Neste sentido, Santoro defende que, neste momento, mais importante que expandir as ferrovias no Brasil é ampliar a participação do segmento na matriz de transportes, que hoje é inferior a 30%. “Temos uma malha de 30 mil quilômetros que não tem capacidade operacional nem de dois terços dela. Temos que aumentar a capacidade operacional”.

O secretário de ferrovias ressalta que os quatro contratos de renovação, concentram 75% do total de toneladas por quilômetro útil (TKU) transportadas no país. Ele pontua que, além disso, quase a totalidade do que é transportado é de carga própria.
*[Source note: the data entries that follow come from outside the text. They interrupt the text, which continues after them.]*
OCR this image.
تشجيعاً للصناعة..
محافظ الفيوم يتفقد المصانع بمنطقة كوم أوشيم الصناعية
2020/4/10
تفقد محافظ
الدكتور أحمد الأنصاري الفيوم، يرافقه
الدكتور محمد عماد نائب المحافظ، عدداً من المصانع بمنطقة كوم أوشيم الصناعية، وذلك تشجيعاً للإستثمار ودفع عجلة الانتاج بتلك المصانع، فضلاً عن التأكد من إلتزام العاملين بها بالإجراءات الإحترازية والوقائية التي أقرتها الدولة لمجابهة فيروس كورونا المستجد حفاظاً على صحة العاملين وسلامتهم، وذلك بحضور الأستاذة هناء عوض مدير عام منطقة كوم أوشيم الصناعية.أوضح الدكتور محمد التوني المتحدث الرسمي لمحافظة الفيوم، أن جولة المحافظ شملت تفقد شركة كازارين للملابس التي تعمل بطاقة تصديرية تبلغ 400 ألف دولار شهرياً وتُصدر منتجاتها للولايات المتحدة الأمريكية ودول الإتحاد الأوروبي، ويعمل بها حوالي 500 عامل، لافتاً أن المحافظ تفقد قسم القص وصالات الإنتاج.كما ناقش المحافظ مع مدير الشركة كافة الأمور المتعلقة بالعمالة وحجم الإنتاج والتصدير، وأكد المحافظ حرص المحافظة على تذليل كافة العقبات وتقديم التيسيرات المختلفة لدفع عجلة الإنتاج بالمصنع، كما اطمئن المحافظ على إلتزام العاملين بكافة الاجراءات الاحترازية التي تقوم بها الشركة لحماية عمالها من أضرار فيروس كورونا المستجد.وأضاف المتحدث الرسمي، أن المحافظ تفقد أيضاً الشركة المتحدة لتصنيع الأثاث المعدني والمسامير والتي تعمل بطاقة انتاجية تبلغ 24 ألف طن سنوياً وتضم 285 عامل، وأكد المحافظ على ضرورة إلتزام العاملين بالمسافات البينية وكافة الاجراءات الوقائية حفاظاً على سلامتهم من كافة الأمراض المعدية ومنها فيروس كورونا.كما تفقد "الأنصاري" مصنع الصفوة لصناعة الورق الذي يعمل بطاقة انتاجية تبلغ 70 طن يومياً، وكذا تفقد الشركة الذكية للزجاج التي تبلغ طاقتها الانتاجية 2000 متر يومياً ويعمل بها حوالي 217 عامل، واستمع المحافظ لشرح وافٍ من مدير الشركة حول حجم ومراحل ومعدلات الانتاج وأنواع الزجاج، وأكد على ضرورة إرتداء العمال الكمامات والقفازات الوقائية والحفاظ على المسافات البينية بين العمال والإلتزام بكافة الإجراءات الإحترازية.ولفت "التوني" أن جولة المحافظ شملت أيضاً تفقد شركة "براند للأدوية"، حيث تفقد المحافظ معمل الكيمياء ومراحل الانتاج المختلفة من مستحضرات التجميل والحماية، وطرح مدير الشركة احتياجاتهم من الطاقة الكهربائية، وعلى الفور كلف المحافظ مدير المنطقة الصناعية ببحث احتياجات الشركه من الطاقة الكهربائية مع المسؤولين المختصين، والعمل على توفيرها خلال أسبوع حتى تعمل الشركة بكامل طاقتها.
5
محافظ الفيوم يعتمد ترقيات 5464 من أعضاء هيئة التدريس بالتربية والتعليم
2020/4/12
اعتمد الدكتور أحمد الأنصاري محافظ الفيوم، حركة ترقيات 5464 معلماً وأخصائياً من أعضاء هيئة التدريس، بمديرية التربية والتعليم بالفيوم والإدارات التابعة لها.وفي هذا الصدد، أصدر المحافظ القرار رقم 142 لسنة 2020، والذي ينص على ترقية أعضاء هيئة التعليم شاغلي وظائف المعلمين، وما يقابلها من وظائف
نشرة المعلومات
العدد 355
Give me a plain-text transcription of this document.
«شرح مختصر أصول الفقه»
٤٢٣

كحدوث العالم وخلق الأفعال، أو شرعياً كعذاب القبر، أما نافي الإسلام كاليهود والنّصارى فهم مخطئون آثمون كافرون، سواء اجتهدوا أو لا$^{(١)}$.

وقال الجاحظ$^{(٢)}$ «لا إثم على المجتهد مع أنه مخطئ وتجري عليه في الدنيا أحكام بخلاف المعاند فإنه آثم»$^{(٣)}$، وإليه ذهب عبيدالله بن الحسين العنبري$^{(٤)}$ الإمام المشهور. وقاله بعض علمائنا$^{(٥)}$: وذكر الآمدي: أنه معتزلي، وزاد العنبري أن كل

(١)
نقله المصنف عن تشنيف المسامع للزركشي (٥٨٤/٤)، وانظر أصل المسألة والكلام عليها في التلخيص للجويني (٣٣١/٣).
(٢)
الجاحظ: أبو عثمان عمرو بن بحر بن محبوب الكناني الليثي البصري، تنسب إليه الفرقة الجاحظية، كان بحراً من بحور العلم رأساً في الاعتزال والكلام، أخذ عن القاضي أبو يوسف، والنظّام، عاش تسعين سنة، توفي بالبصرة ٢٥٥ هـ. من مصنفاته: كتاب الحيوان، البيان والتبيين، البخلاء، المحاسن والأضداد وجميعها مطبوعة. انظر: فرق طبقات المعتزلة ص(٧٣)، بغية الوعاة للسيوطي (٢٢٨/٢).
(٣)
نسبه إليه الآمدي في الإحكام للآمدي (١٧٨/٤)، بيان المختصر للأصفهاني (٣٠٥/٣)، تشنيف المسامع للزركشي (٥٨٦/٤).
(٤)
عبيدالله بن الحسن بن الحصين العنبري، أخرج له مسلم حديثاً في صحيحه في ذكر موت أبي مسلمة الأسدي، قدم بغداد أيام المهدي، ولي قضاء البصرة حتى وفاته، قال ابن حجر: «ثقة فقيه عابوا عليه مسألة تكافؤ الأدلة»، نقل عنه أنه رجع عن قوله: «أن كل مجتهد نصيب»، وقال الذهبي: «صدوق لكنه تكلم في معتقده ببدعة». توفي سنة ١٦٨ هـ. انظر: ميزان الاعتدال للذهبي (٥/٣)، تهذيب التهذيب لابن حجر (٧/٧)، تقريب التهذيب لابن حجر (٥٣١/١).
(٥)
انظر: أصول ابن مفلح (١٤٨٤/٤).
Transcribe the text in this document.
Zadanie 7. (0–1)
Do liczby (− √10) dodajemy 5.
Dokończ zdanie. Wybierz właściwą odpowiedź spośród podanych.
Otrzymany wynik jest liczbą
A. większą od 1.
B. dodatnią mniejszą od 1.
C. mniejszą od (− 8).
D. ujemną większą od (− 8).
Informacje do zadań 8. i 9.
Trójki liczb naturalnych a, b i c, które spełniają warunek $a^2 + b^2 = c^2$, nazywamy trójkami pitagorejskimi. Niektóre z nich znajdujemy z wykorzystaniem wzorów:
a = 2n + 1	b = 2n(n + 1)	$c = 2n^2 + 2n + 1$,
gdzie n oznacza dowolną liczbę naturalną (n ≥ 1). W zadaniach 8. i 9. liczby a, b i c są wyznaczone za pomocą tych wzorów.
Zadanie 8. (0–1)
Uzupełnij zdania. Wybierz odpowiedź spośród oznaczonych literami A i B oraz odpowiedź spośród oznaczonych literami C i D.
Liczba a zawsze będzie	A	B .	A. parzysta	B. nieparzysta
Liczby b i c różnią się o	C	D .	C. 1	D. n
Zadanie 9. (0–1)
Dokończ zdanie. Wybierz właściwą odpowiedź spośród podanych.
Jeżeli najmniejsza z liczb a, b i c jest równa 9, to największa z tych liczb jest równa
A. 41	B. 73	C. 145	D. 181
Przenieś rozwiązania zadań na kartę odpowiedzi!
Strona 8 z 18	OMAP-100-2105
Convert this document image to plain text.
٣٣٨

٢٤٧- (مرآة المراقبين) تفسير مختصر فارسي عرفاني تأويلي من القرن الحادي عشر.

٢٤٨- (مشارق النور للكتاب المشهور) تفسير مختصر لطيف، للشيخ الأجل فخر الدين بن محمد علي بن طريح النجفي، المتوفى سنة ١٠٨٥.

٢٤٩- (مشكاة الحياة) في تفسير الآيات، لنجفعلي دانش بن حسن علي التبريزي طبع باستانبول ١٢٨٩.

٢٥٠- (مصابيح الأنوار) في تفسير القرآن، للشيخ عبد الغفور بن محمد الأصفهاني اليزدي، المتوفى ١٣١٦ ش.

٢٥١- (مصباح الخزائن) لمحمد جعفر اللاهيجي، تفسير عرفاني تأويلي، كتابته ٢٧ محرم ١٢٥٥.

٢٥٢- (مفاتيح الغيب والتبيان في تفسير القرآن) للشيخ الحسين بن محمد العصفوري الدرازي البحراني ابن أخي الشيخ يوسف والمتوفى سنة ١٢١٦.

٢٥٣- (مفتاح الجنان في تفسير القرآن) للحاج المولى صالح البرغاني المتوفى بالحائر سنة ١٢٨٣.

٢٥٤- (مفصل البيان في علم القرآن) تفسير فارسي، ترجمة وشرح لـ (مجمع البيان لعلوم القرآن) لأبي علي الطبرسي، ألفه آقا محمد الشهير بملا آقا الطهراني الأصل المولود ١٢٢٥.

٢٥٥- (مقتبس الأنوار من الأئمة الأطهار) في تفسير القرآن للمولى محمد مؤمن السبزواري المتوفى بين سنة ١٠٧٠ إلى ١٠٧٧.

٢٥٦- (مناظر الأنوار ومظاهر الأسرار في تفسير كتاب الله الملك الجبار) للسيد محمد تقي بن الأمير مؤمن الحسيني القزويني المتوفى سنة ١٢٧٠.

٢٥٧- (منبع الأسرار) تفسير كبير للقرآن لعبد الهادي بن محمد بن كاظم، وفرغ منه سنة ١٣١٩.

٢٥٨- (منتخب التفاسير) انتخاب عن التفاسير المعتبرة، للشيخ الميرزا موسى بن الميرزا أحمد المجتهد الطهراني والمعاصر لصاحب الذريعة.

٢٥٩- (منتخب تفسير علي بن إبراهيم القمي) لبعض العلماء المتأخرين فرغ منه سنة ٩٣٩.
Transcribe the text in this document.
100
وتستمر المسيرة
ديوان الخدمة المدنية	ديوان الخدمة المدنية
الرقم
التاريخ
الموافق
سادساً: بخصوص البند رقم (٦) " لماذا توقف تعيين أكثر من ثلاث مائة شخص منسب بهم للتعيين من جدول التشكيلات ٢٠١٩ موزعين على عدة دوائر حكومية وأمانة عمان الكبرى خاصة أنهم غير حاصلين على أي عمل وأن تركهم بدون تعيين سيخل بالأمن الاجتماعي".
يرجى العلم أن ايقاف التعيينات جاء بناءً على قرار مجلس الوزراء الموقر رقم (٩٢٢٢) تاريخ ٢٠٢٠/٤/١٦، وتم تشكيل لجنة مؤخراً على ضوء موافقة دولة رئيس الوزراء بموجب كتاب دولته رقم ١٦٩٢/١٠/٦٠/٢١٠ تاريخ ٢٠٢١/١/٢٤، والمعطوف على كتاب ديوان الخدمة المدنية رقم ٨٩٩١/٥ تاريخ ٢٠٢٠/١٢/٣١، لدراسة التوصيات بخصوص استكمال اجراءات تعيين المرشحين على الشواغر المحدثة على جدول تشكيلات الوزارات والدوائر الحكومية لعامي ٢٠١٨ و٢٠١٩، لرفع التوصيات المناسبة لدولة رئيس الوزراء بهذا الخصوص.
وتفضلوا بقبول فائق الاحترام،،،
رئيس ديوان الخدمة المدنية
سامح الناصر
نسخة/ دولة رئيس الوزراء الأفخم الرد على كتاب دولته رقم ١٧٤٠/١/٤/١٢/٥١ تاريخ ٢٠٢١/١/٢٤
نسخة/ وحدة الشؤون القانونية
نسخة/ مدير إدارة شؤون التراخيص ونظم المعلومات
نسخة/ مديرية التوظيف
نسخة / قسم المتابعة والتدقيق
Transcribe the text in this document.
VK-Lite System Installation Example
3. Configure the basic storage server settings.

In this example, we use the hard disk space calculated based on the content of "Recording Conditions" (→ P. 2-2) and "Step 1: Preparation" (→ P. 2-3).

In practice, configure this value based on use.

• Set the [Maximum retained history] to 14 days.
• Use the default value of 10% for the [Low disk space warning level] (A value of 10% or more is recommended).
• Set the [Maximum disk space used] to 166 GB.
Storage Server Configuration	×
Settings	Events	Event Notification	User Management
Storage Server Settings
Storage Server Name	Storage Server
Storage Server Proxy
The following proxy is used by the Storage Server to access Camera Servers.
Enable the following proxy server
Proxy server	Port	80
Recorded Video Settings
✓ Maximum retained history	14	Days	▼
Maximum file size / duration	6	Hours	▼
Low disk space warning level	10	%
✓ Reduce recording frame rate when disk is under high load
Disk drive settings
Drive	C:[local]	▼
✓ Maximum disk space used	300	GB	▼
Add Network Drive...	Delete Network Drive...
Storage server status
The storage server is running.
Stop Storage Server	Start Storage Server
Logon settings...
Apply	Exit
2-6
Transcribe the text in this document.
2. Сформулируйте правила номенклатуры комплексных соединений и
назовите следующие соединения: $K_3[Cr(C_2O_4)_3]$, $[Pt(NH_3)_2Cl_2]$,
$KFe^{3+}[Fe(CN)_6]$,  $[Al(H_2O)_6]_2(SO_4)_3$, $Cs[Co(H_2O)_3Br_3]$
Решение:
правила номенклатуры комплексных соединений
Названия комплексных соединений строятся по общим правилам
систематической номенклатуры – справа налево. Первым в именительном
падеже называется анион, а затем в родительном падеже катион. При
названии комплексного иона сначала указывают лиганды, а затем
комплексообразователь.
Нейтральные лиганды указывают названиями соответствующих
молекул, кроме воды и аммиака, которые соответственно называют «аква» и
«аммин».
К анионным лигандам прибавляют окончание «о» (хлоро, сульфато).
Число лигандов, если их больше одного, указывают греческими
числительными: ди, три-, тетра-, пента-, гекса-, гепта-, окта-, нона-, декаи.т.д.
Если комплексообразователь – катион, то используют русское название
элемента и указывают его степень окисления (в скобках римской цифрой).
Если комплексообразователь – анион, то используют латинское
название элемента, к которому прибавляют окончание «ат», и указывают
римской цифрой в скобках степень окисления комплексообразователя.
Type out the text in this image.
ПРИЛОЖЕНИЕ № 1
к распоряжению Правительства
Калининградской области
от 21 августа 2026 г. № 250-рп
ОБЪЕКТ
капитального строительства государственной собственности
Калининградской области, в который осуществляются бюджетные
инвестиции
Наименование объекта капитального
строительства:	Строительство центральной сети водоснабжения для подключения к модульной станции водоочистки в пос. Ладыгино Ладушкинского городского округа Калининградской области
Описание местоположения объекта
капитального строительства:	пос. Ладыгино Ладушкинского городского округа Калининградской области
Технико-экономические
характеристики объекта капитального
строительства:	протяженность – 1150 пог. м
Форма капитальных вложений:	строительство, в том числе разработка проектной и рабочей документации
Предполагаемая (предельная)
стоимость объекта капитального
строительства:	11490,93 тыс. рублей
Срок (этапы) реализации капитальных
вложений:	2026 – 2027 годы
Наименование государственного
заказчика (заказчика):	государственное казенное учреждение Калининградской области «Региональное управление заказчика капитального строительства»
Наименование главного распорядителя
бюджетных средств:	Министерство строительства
Para diversificar cargas e operadores, os secretários fazem coro na defesa de uma regulação que quebre “barreiras de entradas” para novos grupos.

O economista Claudio Frischtak, especialista em infraestrutura, afirma que a motivação do governo está correta, mas resta saber qual será o “modus operandi” para alcançar os objetivos. “É importante aumentar a eficiência do sistema, utilizar de forma mais racional os ativos existentes e, para tanto, é preciso fazer uma integração inter e intramodal, mas desde que não haja o rompimento de contrato ou isso gere insegurança jurídica.”

Marcus Quintella, diretor da FGV Transportes, também chama a atenção para o risco de “inviabilizar” as concessões existentes ou os avanços do modelo de autorização. “É uma discussão que precisa ser colocada na mesa com todos os players envolvidos. Não pode ser discutida só em nível de governo.”